A student was killed and at least 60 people were injured in central China when villagers armed with bricks and rocks clashed with baton-wielding police over rising bus fares, witnesses and news reports said Tuesday.Residents in Zhushan, a village in Hunan province, began gathering around a government building Friday to protest the new price of public bus tickets, said Jiang Zhaoyuan, who saw the demonstration that lasted through the weekend. The price had doubled over the Chinese New Year holiday in February.

The crowd swelled to about 20,000 by Monday and the protest turned violent when local authorities dispatched police, who started attacking people, said Zhang Zilin, a local human rights activist who rushed to the scene after a resident called him.

It was the latest in series of bloody confrontations between authorities and citizens, most over corruption, the widening gap between rich and poor, and official attempts to seize land.

On Tuesday, road blocks were set up to seal the area and police put up notices asking people who participated in the demonstration to turn themselves in, Zhang said. Other villagers said local officials were visiting homes and telling people to keep calm and stay off the streets, which were being patrolled by scores of paramilitary police.

During the peak of the violence on Monday, protesters were “very, very angry and were shouting ‘Beat the government dogs to death,'” Zhang, 22, said in a phone interview. They were throwing rocks and bricks at the officers and set fire to five police cars, he said.

At least 1,500 paramilitary police and riot police wearing helmets and carrying batons yelled back “Beat them to death,” Zhang said.

“They beat everyone including old people, children, women and people who were just passing by,” he said. At least 60 people were injured, Zhang said.

He said the clash lasted about five hours, starting midday, and villagers surrounded the government offices until 8 p.m. before dispersing.

Jiang, the farmer, said he saw a young man pummeled by three or four policemen with batons. “It was more than three hours before he could stand,” Jiang said.

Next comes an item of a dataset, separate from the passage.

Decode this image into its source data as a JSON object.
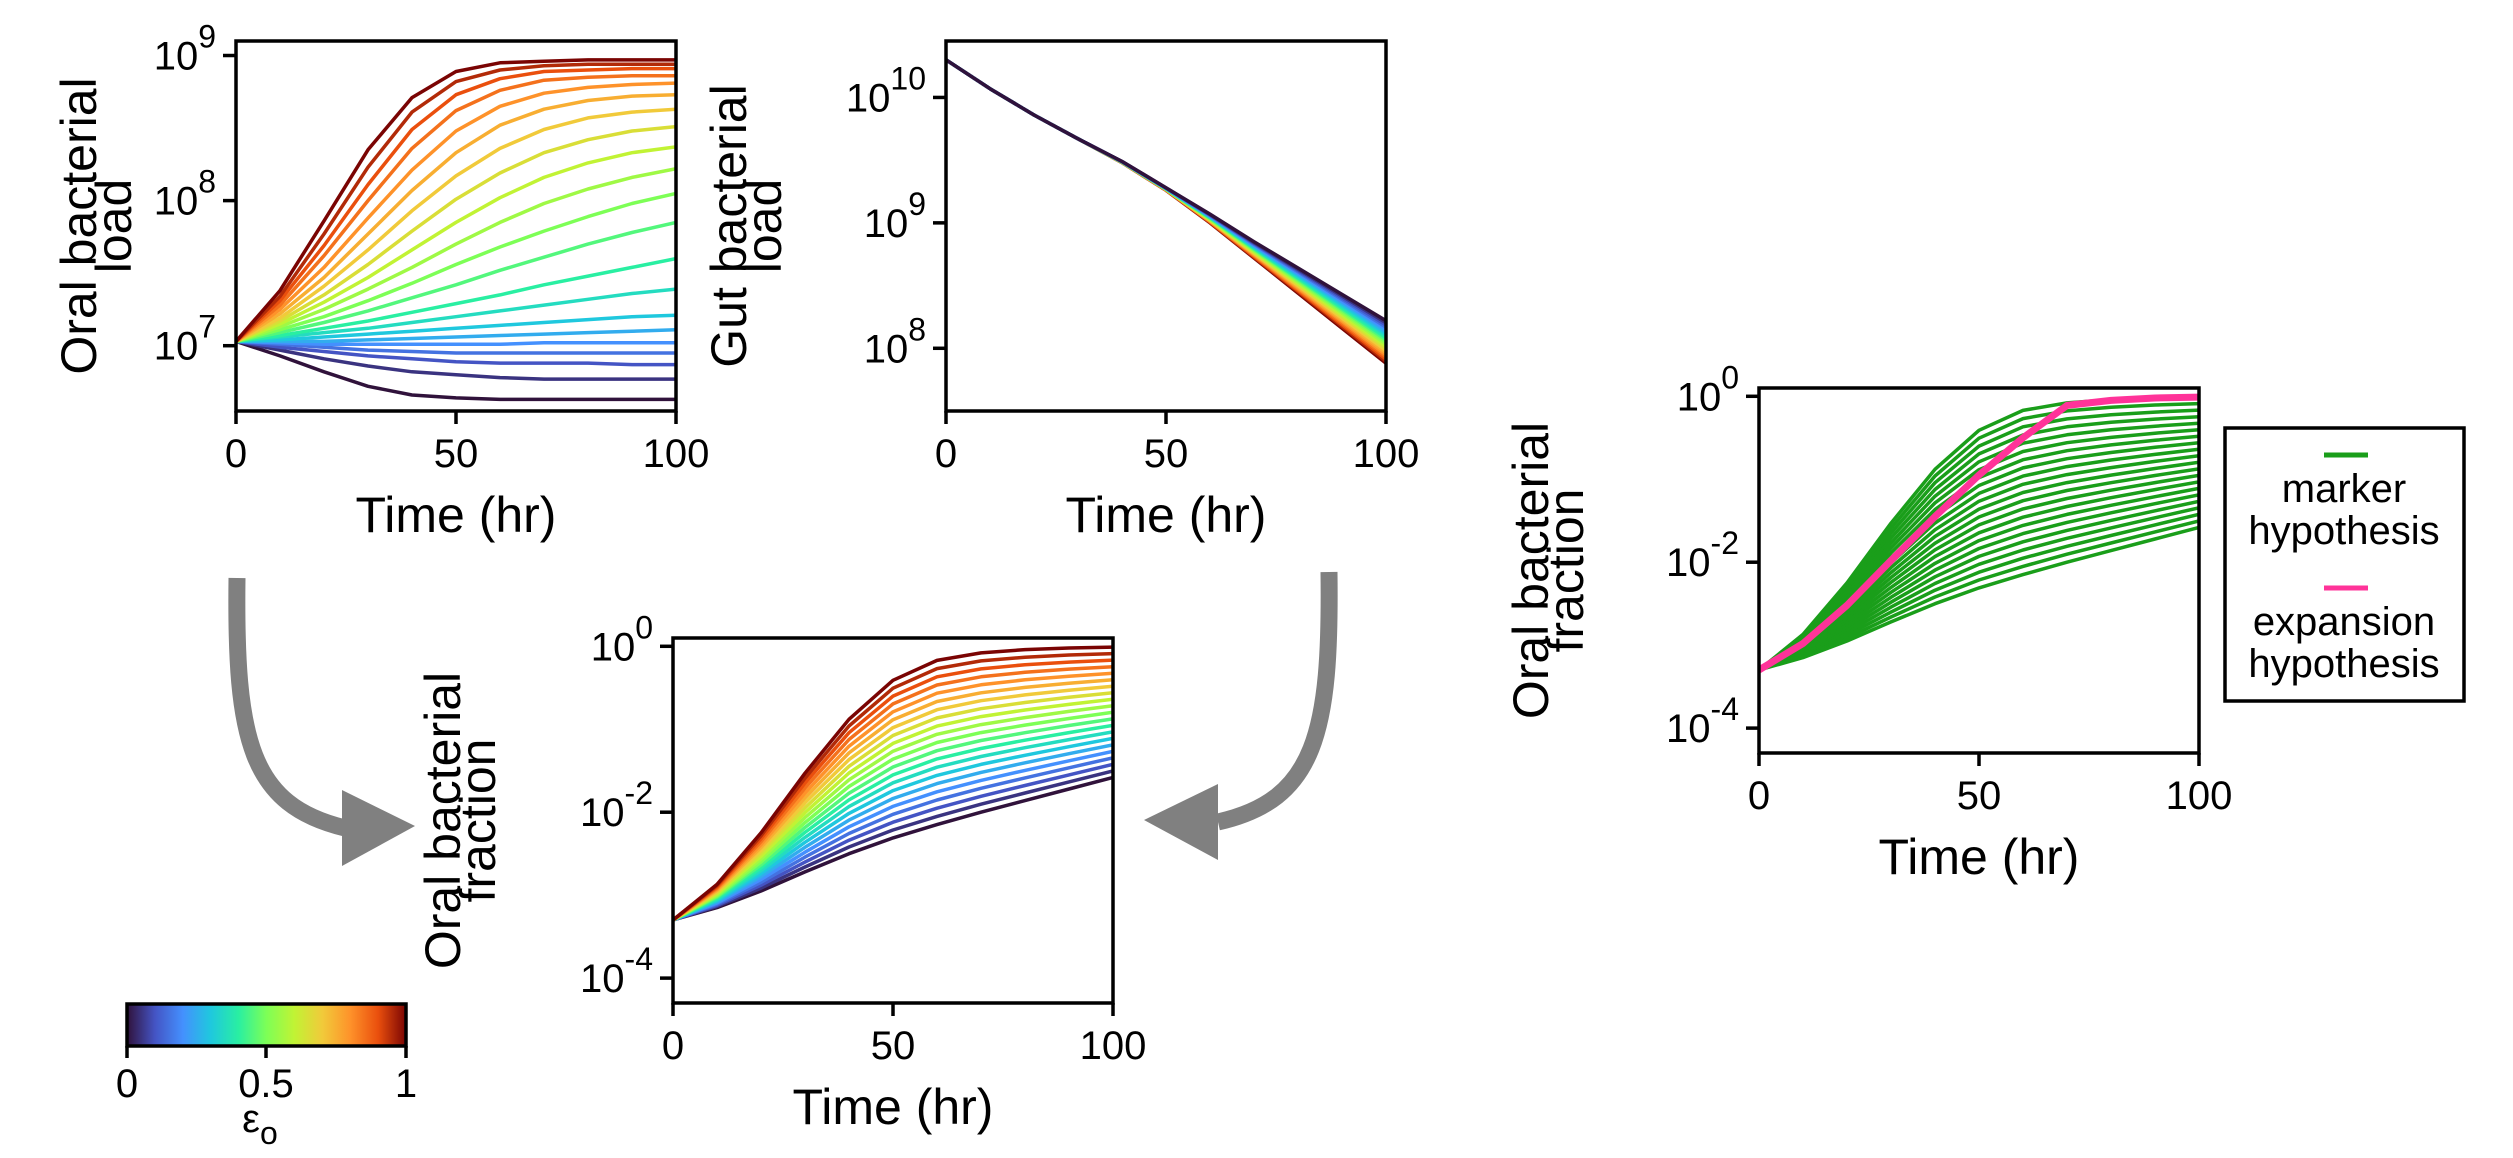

A man who answered the telephone at the police station at Yongzhou, which oversees Zhushan village, first said he was “unclear” about the situation and then dismissed it as “rumors.” Telephones were not answered at government offices in Yongzhou.

Zhang said he did not have any details about the student who died, but Hong Kong’s South China Morning Post (other-otc: SCHPY.PK news people ) newspaper said the boy was hospitalized on Sunday and died Monday.

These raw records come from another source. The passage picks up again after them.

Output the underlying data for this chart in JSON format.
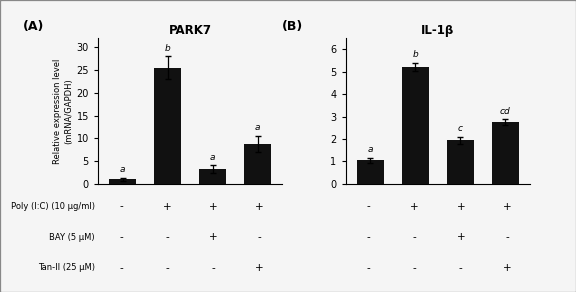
{
  "panel_A": {
    "title": "PARK7",
    "ylabel": "Relative expression level\n(mRNA/GAPDH)",
    "values": [
      1.0,
      25.5,
      3.2,
      8.8
    ],
    "errors": [
      0.3,
      2.5,
      0.9,
      1.8
    ],
    "letters": [
      "a",
      "b",
      "a",
      "a"
    ],
    "ylim": [
      0,
      32
    ],
    "yticks": [
      0,
      5,
      10,
      15,
      20,
      25,
      30
    ],
    "bar_color": "#111111",
    "label": "(A)"
  },
  "panel_B": {
    "title": "IL-1β",
    "values": [
      1.05,
      5.2,
      1.95,
      2.75
    ],
    "errors": [
      0.12,
      0.18,
      0.15,
      0.12
    ],
    "letters": [
      "a",
      "b",
      "c",
      "cd"
    ],
    "ylim": [
      0,
      6.5
    ],
    "yticks": [
      0,
      1,
      2,
      3,
      4,
      5,
      6
    ],
    "bar_color": "#111111",
    "label": "(B)"
  },
  "row_labels": [
    "Poly (I:C) (10 μg/ml)",
    "BAY (5 μM)",
    "Tan-II (25 μM)"
  ],
  "col_signs_A": [
    [
      "-",
      "+",
      "+",
      "+"
    ],
    [
      "-",
      "-",
      "+",
      "-"
    ],
    [
      "-",
      "-",
      "-",
      "+"
    ]
  ],
  "col_signs_B": [
    [
      "-",
      "+",
      "+",
      "+"
    ],
    [
      "-",
      "-",
      "+",
      "-"
    ],
    [
      "-",
      "-",
      "-",
      "+"
    ]
  ],
  "bg_color": "#f5f5f5",
  "bar_width": 0.6,
  "border_color": "#aaaaaa"
}
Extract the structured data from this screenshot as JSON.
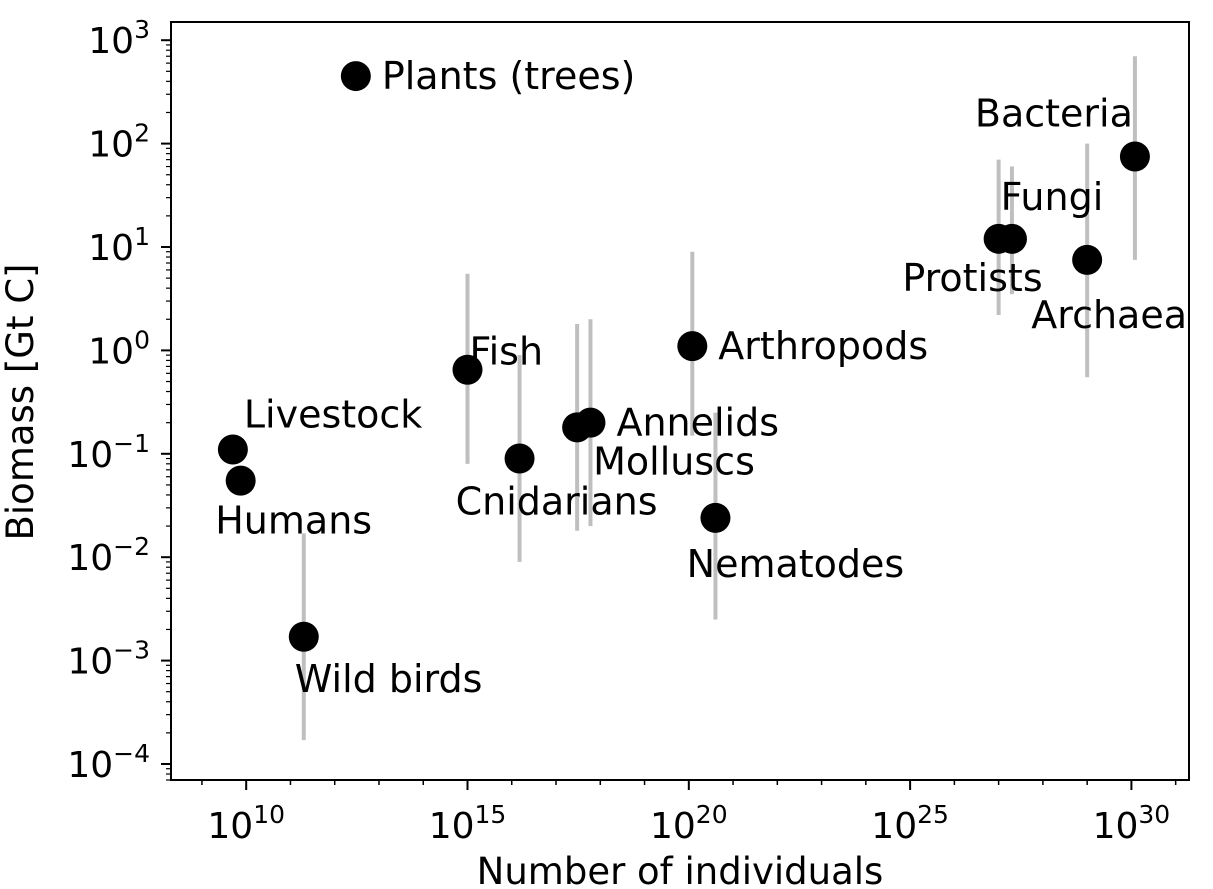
{
  "chart_data": {
    "type": "scatter",
    "xlabel": "Number of individuals",
    "ylabel": "Biomass [Gt C]",
    "x_scale": "log",
    "y_scale": "log",
    "xlim": [
      200000000.0,
      2e+31
    ],
    "ylim": [
      7e-05,
      1500
    ],
    "x_ticks": [
      {
        "base": "10",
        "exp": "10",
        "value": 10000000000.0
      },
      {
        "base": "10",
        "exp": "15",
        "value": 1000000000000000.0
      },
      {
        "base": "10",
        "exp": "20",
        "value": 1e+20
      },
      {
        "base": "10",
        "exp": "25",
        "value": 1e+25
      },
      {
        "base": "10",
        "exp": "30",
        "value": 1e+30
      }
    ],
    "y_ticks": [
      {
        "base": "10",
        "exp": "3",
        "value": 1000
      },
      {
        "base": "10",
        "exp": "2",
        "value": 100
      },
      {
        "base": "10",
        "exp": "1",
        "value": 10
      },
      {
        "base": "10",
        "exp": "0",
        "value": 1
      },
      {
        "base": "10",
        "exp": "−1",
        "value": 0.1
      },
      {
        "base": "10",
        "exp": "−2",
        "value": 0.01
      },
      {
        "base": "10",
        "exp": "−3",
        "value": 0.001
      },
      {
        "base": "10",
        "exp": "−4",
        "value": 0.0001
      }
    ],
    "grid": false,
    "marker_color": "#000000",
    "errorbar_color": "#bfbfbf",
    "points": [
      {
        "label": "Plants (trees)",
        "x": 3000000000000.0,
        "y": 450,
        "y_low": null,
        "y_high": null,
        "label_pos": "right"
      },
      {
        "label": "Bacteria",
        "x": 1.2e+30,
        "y": 75,
        "y_low": 7.5,
        "y_high": 700,
        "label_pos": "above-left"
      },
      {
        "label": "Fungi",
        "x": 2e+27,
        "y": 12,
        "y_low": 3.5,
        "y_high": 60,
        "label_pos": "above"
      },
      {
        "label": "Protists",
        "x": 1e+27,
        "y": 12,
        "y_low": 2.2,
        "y_high": 70,
        "label_pos": "below-left"
      },
      {
        "label": "Archaea",
        "x": 1e+29,
        "y": 7.5,
        "y_low": 0.55,
        "y_high": 100,
        "label_pos": "below"
      },
      {
        "label": "Arthropods",
        "x": 1.2e+20,
        "y": 1.1,
        "y_low": 0.15,
        "y_high": 9,
        "label_pos": "right"
      },
      {
        "label": "Fish",
        "x": 1000000000000000.0,
        "y": 0.65,
        "y_low": 0.08,
        "y_high": 5.5,
        "label_pos": "above-right"
      },
      {
        "label": "Annelids",
        "x": 6e+17,
        "y": 0.2,
        "y_low": 0.02,
        "y_high": 2.0,
        "label_pos": "right"
      },
      {
        "label": "Molluscs",
        "x": 3e+17,
        "y": 0.18,
        "y_low": 0.018,
        "y_high": 1.8,
        "label_pos": "below-right"
      },
      {
        "label": "Cnidarians",
        "x": 1.5e+16,
        "y": 0.09,
        "y_low": 0.009,
        "y_high": 0.9,
        "label_pos": "below"
      },
      {
        "label": "Livestock",
        "x": 5000000000.0,
        "y": 0.11,
        "y_low": null,
        "y_high": null,
        "label_pos": "above-right"
      },
      {
        "label": "Humans",
        "x": 7500000000.0,
        "y": 0.055,
        "y_low": null,
        "y_high": null,
        "label_pos": "below"
      },
      {
        "label": "Nematodes",
        "x": 4e+20,
        "y": 0.024,
        "y_low": 0.0025,
        "y_high": 0.25,
        "label_pos": "below"
      },
      {
        "label": "Wild birds",
        "x": 200000000000.0,
        "y": 0.0017,
        "y_low": 0.00017,
        "y_high": 0.017,
        "label_pos": "below-right"
      }
    ]
  }
}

Qing Zhao, a teacher at a local school, said four students were injured in the protest and he was told one of the boys later died.

“Who knows what will happen next?” Qing said. “People are scared from seeing so many policemen and soldiers.”

Jiang said the bus fare were originally 77 cents and it rose up to $1.90 over the Lunar New Year. On Tuesday, government officials said they would bring it down to 65 cents.

The incident came as China’s legislature was convening for its annual meeting. The ruling Communist Party has in recent years focused its efforts to develop the poverty-stricken countryside and improve the lives of its 800 million rural residents.

Chinese Premier Wen Jiabao mentioned rural education and health care subsidies in his opening speech last week, while the party has set aside billions of dollars in new farm subsidies.